Despite the setback, Mr Kabaziguruka didn’t go back to the court martial as he managed to secure bail at the High Court’s Criminal Division and he later secured an injunction staying his trial at the court martial after he filed a constitutional petition, which to-date, has never been determined, in which he is challenging the military court proceedings. 

The list of Mr Museveni’s opponents who have been charged at the military court keeps on growing, having started with Dr Besigye in 2005 and most recently Mr Kyagulanyi joined the illustrious group.  

Dr Besigye’s trial was stopped in its tracks by the Constitutional Court on grounds that the State had charged him with treason in both the civil court and the military court, which amounted to double jeopardy.

“We cannot stand by and watch prosecutions mounted and conducted in the midst of such flagrant, egregious and mala fide violations of the Constitution and must act to protect the constitutional rights of the petitioners in particular and the citizens of Uganda in general, as well as the rule of law in Uganda by ordering all the tainted proceedings against the petitioners to stop forthwith and directing the respective courts to discharge the petitioners,” the Constitutional Court ruled.

Gen Sejusa case

Gen David Sejusa, a former coordinator of intelligence agencies, just like Mr Kabaziguruka, used the civilian courts in 2016 to escape the court martial, where he had been charged with participating in political activities, insubordination and absconding from military duty contrary to the military law.
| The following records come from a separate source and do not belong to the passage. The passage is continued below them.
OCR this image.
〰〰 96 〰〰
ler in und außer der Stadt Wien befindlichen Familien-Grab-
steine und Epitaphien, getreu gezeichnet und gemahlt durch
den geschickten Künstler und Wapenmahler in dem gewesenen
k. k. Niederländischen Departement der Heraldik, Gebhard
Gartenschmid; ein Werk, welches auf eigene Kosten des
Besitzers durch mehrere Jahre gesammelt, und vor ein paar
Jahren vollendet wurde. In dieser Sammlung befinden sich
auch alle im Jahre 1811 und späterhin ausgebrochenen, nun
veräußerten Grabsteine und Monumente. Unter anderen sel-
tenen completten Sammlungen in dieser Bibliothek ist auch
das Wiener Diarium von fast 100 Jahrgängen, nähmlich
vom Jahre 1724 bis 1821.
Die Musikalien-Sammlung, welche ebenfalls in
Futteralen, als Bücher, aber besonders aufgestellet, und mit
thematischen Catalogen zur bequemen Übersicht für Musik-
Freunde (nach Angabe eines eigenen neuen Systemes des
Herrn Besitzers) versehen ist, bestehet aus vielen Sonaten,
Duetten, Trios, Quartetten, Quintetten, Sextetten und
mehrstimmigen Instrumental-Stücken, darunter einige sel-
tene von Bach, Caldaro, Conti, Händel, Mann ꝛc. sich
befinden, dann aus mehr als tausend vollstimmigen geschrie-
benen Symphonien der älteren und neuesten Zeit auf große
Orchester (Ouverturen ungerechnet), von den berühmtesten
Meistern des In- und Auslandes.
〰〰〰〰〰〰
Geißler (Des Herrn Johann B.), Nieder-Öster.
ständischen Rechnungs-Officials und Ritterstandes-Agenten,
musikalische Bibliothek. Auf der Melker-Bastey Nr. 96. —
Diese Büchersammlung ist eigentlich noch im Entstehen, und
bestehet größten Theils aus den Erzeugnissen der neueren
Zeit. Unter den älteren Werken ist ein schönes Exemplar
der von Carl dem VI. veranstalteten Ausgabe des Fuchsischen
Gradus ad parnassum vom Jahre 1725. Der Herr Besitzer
Although the High Court’s criminal division easily gave him bail after presenting two civilian sureties, the court martial had refused to grant him the same on ground that his two sureties presented; Kampala Lord Mayor Erias Lukwago and Deo Kizito, a surgeon, were not substantial enough and could not compel an army general to honour his bail conditions.

The court, which was then led by the late Maj Gen Levi Karuhanga, demanded serving army generals to stand surety for Gen Sejusa, who had insisted that he had been “constructively” retired from the army.  

Gen Sejusa’s trial at the military court couldn’t proceed after Justice Margaret Oguli-Oumo, who has since retired, agreed with Gen Sejusa that denying him salary over the years and not being deployed meant that the army had constructively discharged him.